Das Werk beginnt mit der Einlieferung neuer Häftlinge, unter welchen sich auch Collier (Judith Brown), eine der Hauptfiguren des Films, befindet, die in einem riesigen Bambuskäfig (!) in das Zuchthaus gekarrt werden. Nach einer gründlichen „Durchsuchung“ wird Collier schließlich in ihre Zelle gebracht, die sie mit fünf anderen schnittigen Mädels teilt – zu diesen gehört auch die toughe Grear, die von der Kult-Schauspielerin Pam Grier („
Jackie Brown“) verkörpert wird. Im Knast herrschen zudem recht raue Sitten…kein Wunder, schließlich ist mit den Aufseherinnen, die allersamt kurze Röcke (!) tragen, nicht gut Kirschen essen. Folter in allen Formen und Farben steht im Übrigen auf der Tagesordnung - was auch nicht weiter überrascht, wenn der Zuschauer schließlich erfährt, dass der Laden von einer bösen Deutschen (Christiane Schmidtmer) geleitet wird (jaja, immer auf die Sauerkraut-Fresser…).

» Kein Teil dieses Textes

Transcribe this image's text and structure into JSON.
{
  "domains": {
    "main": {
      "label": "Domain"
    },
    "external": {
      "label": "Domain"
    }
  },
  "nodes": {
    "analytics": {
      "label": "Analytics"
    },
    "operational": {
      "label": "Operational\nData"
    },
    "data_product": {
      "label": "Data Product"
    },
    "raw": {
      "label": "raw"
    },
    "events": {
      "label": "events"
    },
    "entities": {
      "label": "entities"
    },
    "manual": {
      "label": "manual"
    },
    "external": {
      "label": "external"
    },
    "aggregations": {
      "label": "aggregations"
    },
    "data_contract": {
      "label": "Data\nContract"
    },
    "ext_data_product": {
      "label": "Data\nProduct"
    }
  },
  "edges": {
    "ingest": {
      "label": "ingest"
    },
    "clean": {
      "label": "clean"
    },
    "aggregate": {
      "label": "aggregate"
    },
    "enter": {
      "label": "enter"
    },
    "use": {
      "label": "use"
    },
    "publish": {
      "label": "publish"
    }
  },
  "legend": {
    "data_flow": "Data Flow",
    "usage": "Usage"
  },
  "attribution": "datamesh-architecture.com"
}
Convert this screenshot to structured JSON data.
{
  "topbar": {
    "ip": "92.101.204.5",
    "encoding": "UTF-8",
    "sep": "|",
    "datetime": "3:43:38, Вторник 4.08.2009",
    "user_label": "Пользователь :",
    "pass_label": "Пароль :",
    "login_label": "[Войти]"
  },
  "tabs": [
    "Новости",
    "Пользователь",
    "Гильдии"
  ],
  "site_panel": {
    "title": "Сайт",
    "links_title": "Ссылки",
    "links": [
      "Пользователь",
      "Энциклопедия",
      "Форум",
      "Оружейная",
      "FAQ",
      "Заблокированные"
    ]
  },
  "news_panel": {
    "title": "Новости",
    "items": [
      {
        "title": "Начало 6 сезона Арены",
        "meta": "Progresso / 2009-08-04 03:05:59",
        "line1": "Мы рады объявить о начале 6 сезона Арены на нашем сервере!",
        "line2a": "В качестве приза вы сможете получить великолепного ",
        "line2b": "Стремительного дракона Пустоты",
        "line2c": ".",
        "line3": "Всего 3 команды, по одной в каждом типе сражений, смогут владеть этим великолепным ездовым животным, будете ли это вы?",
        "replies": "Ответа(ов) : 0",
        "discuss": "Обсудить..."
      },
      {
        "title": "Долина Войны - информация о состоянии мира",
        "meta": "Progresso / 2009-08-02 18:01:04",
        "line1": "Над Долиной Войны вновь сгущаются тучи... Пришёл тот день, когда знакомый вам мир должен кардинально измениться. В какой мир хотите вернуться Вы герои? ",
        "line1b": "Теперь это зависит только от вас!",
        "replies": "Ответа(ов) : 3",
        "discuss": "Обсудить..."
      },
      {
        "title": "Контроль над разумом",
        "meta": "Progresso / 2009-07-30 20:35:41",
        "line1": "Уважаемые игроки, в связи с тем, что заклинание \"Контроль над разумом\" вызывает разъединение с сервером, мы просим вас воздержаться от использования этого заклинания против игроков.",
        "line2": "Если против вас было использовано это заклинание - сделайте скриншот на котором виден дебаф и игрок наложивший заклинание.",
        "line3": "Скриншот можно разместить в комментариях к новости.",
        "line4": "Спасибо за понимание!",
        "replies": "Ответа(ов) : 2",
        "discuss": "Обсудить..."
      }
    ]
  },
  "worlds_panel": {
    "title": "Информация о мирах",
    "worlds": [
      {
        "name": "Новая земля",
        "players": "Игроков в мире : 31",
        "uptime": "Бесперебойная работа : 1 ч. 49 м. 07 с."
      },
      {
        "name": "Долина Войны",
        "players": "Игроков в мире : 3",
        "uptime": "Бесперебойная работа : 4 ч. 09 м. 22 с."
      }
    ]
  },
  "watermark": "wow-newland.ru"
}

Zum Glück gibt es aber auch noch ein paar maskuline Gestalten, wie den lieben Onkel Doktor (Charles Davis) oder die beiden Draufgänger Harry (Sid Haig, „
Haus der 1000 Leichen“, „The Devil´s Rejects“) und Fred (Jerry Frank), mit denen die Ladys bei Langeweile ihre Spielchen treiben können. Gelegentlich gibt es aber auch mal Zickenterror, der dann während einer gepflegten Schlammschlacht ausgetragen wird.
Als aber irgendwann die Luft in dem Laden dicker zu werden droht, und die mysteriösen Folteraktionen zunehmen, haben die Mädels endgültig die Schnauze voll und klügeln einen Fluchtplan aus…
Tja, es existieren in der Tat bestimmt zehn Millionen Gründe, sich diesen Schund nicht anzusehen – es reicht allerdings
ein guter, es letztendlich doch zu tun: Der Streifen ist einfach verdammt
unterhaltsam und mit seiner hochgradig schwachsinnigen „Story“ zum Brüllen komisch. Zudem ist der Film komplett auf den Philippinen entstanden, und das Ganze wirkt, als ob die Crew nur einen schönen Urlaub verbracht hätte, und aus Spaß nebenher noch „The Big Doll House“ als Produkt herausgekommen ist.
Man sollte also am besten erst gar nicht anfangen, hier etwas hinein zu interpretieren: Das würde nur Kopfschmerzen bereiten! Was es genau mit dem ominösen Knast auf sich hat, lässt sich einfach nicht plausibel erklären. Ein Frauengefängnis irgendwo im Nirgendwo, betrieben nur von Ladys in kurzen Röcken und geführt von einer deutschen Leiterin, die jedem James Bond-Schurken Konkurrenz machen könnte?! Das ist einfach nur hochgradiger Schwachsinn – nur halt welcher, mit dem man(n) sich vorzüglich die Zeit vertreiben kann. Bei Erscheinen dieses Werkes, sind vermutlich noch die Zensurbehörden wegen nackter Haut auf die Barrikaden gegangen, heutzutage würden die paar Entblößungsszenen keinen Spanner mehr hinter dem Busch hervorlocken. Trotzdem verfügt die „Geschichte“ über ein recht freches Flair, das heutigen Produktionen einfach abgeht, und auch ein paar nette Action-Einlagen sind am Ende zu begutachten.
Da Jack Hill beim ersten seiner „WIP“-Filme fast ausschließlich starke Frauenfiguren präsentiert und die männlichen Protagonisten als dämliche, notgeile Böcke dastehen lässt, sollten auch Zuschauerinnen den Streifen bitte nicht als sexistischen Angriff, sondern als B-Movie mit einem Augenzwinkern verstehen.
Und auch die heutige Prominenz in Gestalt von Quentin Tarantino (wem wohl sonst?!) konnte „The Big Doll House“ etwas abgewinnen: In seinem Werk „
Jackie Brown“ (1997) hat er sowohl zwei Schauspieler (Pam Grier und in einer Minirolle Sid Haig als Richter) aus dem vorliegenden Film besetzt, als auch den von Pam Grier gesungenen Titelsong „Longtime Women“ für eine Szene verwendet.
Wer sich also auch ab und zu gerne mal von ziemlich sinnloser Unterhaltung berieseln lässt, wie z.B. der Verfasser der Rezension, der sollte ruhig mal einen Blick in diesen schrägen Knast werfen!